In a post a few weeks ago, I wrote about on-going discussions about the future of the College Council and the possibility of paying College Council members.  Those discussions have progressed and, as discussed in this article in the Williams Record,  College Council is taking concrete steps to implement changes:

At its Nov. 12 meeting, College Council (CC) passed a resolution to form a committee charged with drafting a proposal for a new student government. The resolution, authored by CC co-presidents Ellie Sherman ’20 and Carlos Cabrera-Lomelí ’20, passed by a vote of 11-9.

The resolution sets out guidelines for a “Student Government Task Force,” which will meet over Winter Study in order to draft the proposal. It will present the finished product to the student body by the end of February.

If there are students willing to take the time to carefully consider how best to structure and run the College Council, this is an excellent idea, and a very good Winter Study-type project.  I don’t know when the College Council was last restructured, but in my opinion its a good idea to revisit the structure periodically.  Aside from simply taking a fresh look at things that people take for granted, the student body turns over every few years, and it makes sense for current students to take ownership of an institution designed to be run by them for their collective benefit.

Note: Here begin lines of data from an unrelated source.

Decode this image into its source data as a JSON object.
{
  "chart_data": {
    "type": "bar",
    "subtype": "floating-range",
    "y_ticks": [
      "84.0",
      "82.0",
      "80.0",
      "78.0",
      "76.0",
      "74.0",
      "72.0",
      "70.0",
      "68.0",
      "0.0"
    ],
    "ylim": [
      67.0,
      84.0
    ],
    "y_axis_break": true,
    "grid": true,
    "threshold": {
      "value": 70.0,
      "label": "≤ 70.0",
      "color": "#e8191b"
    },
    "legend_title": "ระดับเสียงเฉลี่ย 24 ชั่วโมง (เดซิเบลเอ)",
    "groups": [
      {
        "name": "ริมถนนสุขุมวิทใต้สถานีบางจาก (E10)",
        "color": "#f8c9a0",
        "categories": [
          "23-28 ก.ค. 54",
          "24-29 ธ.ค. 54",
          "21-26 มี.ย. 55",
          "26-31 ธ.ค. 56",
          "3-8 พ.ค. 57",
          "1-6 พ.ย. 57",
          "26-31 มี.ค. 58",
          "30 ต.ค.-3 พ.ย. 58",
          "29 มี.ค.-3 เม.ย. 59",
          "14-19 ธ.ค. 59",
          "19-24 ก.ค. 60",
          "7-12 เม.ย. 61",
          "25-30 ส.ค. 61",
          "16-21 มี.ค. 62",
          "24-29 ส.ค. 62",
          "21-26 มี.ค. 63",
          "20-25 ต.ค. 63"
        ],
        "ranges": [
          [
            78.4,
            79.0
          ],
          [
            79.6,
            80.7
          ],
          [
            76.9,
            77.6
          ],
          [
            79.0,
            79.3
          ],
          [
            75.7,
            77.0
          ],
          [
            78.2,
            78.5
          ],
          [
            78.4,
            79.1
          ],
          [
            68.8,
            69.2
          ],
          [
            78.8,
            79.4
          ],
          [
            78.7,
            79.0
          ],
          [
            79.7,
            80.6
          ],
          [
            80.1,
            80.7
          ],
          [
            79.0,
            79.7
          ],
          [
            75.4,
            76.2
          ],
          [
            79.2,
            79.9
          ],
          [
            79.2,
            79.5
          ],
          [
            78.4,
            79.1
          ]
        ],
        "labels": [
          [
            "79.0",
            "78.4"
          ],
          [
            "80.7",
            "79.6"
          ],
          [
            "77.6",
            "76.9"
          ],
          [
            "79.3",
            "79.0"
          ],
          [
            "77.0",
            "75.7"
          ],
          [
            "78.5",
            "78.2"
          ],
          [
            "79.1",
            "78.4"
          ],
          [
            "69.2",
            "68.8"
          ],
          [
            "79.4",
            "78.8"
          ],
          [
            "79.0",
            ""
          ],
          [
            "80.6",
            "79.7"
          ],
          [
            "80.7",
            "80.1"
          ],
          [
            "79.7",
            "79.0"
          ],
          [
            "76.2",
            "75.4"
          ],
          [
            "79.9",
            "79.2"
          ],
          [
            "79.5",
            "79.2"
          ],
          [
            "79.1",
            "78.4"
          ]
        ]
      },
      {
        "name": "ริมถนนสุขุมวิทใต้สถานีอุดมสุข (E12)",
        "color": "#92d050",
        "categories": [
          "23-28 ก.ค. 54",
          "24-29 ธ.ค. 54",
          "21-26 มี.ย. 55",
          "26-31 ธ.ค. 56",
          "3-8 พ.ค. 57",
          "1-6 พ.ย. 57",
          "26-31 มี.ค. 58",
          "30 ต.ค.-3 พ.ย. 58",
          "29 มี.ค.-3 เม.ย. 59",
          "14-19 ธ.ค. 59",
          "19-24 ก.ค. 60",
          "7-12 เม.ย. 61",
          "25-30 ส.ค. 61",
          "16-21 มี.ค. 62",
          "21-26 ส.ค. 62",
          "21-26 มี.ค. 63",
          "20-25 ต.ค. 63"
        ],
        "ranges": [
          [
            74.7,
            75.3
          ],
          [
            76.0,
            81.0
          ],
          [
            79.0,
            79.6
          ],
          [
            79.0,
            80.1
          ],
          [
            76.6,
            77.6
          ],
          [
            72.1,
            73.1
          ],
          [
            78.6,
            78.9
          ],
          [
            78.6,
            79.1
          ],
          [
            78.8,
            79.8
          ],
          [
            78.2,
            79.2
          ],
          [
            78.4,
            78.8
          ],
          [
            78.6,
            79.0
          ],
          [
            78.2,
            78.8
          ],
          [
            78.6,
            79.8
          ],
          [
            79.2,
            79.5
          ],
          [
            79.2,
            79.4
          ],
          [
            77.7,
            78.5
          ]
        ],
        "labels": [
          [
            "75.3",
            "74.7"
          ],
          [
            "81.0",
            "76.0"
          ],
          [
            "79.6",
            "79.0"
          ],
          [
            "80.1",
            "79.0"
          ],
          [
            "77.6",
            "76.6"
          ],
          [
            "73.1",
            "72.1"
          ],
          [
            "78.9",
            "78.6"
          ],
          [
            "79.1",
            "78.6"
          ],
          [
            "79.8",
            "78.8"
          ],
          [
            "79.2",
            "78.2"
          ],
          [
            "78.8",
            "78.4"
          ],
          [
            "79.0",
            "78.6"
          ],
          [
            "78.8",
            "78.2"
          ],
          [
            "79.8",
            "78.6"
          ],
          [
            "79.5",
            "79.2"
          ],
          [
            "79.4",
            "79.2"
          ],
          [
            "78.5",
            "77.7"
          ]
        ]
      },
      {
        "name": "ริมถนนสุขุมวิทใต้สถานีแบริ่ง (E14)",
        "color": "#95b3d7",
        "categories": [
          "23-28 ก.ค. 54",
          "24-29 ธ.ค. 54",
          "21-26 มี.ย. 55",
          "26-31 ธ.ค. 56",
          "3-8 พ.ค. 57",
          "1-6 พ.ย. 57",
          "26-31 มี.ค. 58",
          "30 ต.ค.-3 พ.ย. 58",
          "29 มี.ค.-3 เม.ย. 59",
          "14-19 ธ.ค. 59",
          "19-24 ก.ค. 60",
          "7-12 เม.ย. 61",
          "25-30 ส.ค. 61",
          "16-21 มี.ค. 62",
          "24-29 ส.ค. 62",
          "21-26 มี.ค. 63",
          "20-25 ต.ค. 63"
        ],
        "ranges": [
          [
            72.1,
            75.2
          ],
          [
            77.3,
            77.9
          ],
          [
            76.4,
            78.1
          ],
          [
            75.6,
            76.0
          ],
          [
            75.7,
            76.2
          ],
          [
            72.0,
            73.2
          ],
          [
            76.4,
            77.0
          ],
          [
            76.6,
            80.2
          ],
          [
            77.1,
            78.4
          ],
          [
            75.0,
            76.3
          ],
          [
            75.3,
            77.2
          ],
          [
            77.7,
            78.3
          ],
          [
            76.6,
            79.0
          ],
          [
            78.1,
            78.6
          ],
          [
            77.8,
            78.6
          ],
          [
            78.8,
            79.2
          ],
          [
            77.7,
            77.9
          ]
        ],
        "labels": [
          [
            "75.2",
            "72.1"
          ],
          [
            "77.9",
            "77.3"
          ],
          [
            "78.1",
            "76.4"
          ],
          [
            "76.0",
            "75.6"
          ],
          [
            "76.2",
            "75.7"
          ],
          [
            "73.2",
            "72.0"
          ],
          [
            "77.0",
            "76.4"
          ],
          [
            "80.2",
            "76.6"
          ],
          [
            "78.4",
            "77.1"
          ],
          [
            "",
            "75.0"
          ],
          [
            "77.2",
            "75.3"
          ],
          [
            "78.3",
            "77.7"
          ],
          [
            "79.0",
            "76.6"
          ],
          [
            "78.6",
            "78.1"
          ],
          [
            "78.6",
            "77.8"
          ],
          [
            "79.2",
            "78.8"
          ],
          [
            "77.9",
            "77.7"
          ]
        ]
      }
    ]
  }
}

The committee is apparently likely to be structured so that the vast majority of its members will be representative of other campus groups:

CC will deliberate further on the membership of the Task Force next week, but it will tentatively include three representatives from the Minority Coalition (MinCo); two from CC; one from the Student Athlete Advisory Committee (SAAC); one from club athletics; one from a performance-based registered student organization (RSO); one from a faith-based RSO; one from a community service-based RSO; one from the Williams Outing Club (WOC); and two at-large student representatives. Additionally, CC will appoint two College staff members to serve on the Task Force, but without voting or decision-making power.

While having “representative-type” members has some advantages, the proposed structure appears to reserve 9 of 11 slots for such members, leaving almost no room for students who are not there to represent particular types of student groups.  I am guessing that such groups take up a large proportion of College Council’s time, but I not crazy about the idea about having those groups so directly involved in reshaping the institution.  Aside from the obvious problem, for example, of whether one athlete can be said to adequately represent all student athletes for this purpose, why are non-community serviced-based RSO’s (as an example) not given a seat at the table?  If it were up to me, I would have more at-large representatives, and make sure that the committee takes time to meet with the various groups while they formulate their proposal.

On the other hand, if part of the point is to give students ownership of the instutition and its organization and structure (and I think it is), perhaps having alums tell them what to do is counter-productive.

Finally, the article states that members of the committee can either have this be their Winter Study course, or they can receive an $800-$1000 stipend.  I’m less bothered by this than I thought I would be.  While I think having the committee members do this as their Winter Study course is preferable, I can see where some students might not want to give up whatever they are already scheduled to take, and could use some extra money.